Eine echte Gefahr für die digitale Welt

Der befürchtete Millenniumscrash im Jahr 2000 ist ausgeblieben, doch im Januar 2010 sind von 45 Millionen neu ausgegebenen EC- und 8 Millionen Kreditkarten 25 bzw. 5 Millionen fehlerhaft; 200.000 Terminals funktionieren nicht ordnungsgemäß. Viele Nutzer bekommen am Automaten also kein Geld oder können in Geschäften nicht zahlen. Wer kommt nun für den Schaden auf, der den Banken durch den Austausch der Karten entsteht?

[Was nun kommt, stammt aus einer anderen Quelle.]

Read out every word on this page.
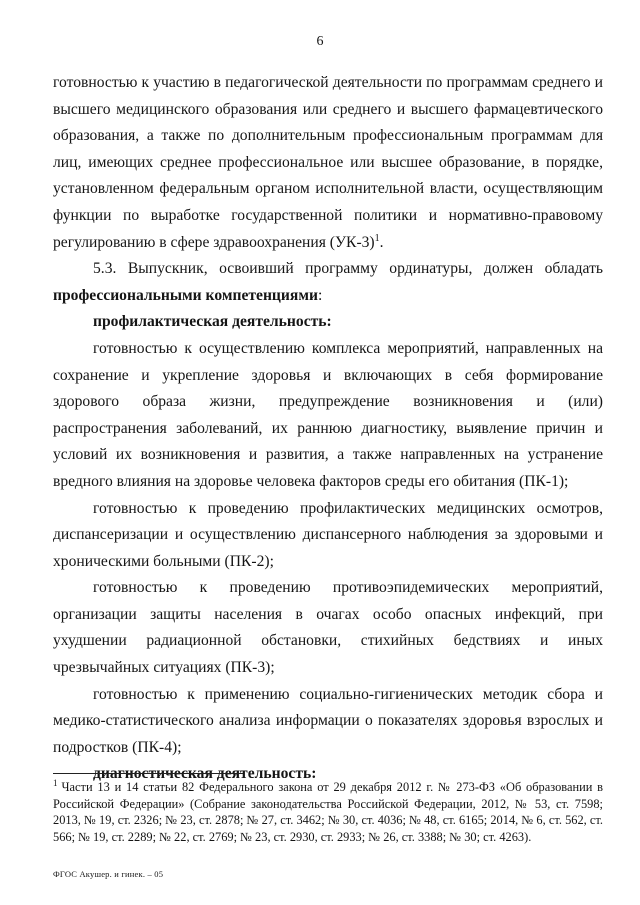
6

готовностью к участию в педагогической деятельности по программам среднего и высшего медицинского образования или среднего и высшего фармацевтического образования, а также по дополнительным профессиональным программам для лиц, имеющих среднее профессиональное или высшее образование, в порядке, установленном федеральным органом исполнительной власти, осуществляющим функции по выработке государственной политики и нормативно-правовому регулированию в сфере здравоохранения $(УК-3)^1$.

5.3. Выпускник, освоивший программу ординатуры, должен обладать профессиональными компетенциями:

профилактическая деятельность:

готовностью к осуществлению комплекса мероприятий, направленных на сохранение и укрепление здоровья и включающих в себя формирование здорового образа жизни, предупреждение возникновения и (или) распространения заболеваний, их раннюю диагностику, выявление причин и условий их возникновения и развития, а также направленных на устранение вредного влияния на здоровье человека факторов среды его обитания (ПК-1);

готовностью к проведению профилактических медицинских осмотров, диспансеризации и осуществлению диспансерного наблюдения за здоровыми и хроническими больными (ПК-2);

готовностью к проведению противоэпидемических мероприятий, организации защиты населения в очагах особо опасных инфекций, при ухудшении радиационной обстановки, стихийных бедствиях и иных чрезвычайных ситуациях (ПК-3);

готовностью к применению социально-гигиенических методик сбора и медико-статистического анализа информации о показателях здоровья взрослых и подростков (ПК-4);

диагностическая деятельность:

$^1$ Части 13 и 14 статьи 82 Федерального закона от 29 декабря 2012 г. № 273-ФЗ «Об образовании в Российской Федерации» (Собрание законодательства Российской Федерации, 2012, № 53, ст. 7598; 2013, № 19, ст. 2326; № 23, ст. 2878; № 27, ст. 3462; № 30, ст. 4036; № 48, ст. 6165; 2014, № 6, ст. 562, ст. 566; № 19, ст. 2289; № 22, ст. 2769; № 23, ст. 2930, ст. 2933; № 26, ст. 3388; № 30; ст. 4263).
ФГОС Акушер. и гинек. – 05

Ein anderes Beispiel: Bei TJX, einem der größten Einzelhandelskonzerne in den USA, wurden 2007 die Daten von 45,7 Millionen Kunden unrechtmäßig kopiert und verkauft. Das Unternehmen, das den Verlust zudem erst verspätet bemerkte, hatte daraufhin nicht nur mit Schadenersatzklagen zu kämpfen, auch der Imageverlust war enorm. Der Schaden für TJX belief sich auf ca. 150 Millionen US-Dollar.

Nicht nur Datendiebstähle fallen unter den Begriff Cyberrisiken. Er umfasst verschiedenste Facetten – von der Beeinträchtigung der Verfügbarkeit von Servern (etwa durch Virenattacken), über unberechtigte (Hacker-)Zugriffe auf E-Mail-Accounts oder Datenbanken, bis hin zu Medienrisiken wie Copyrightverletzungen.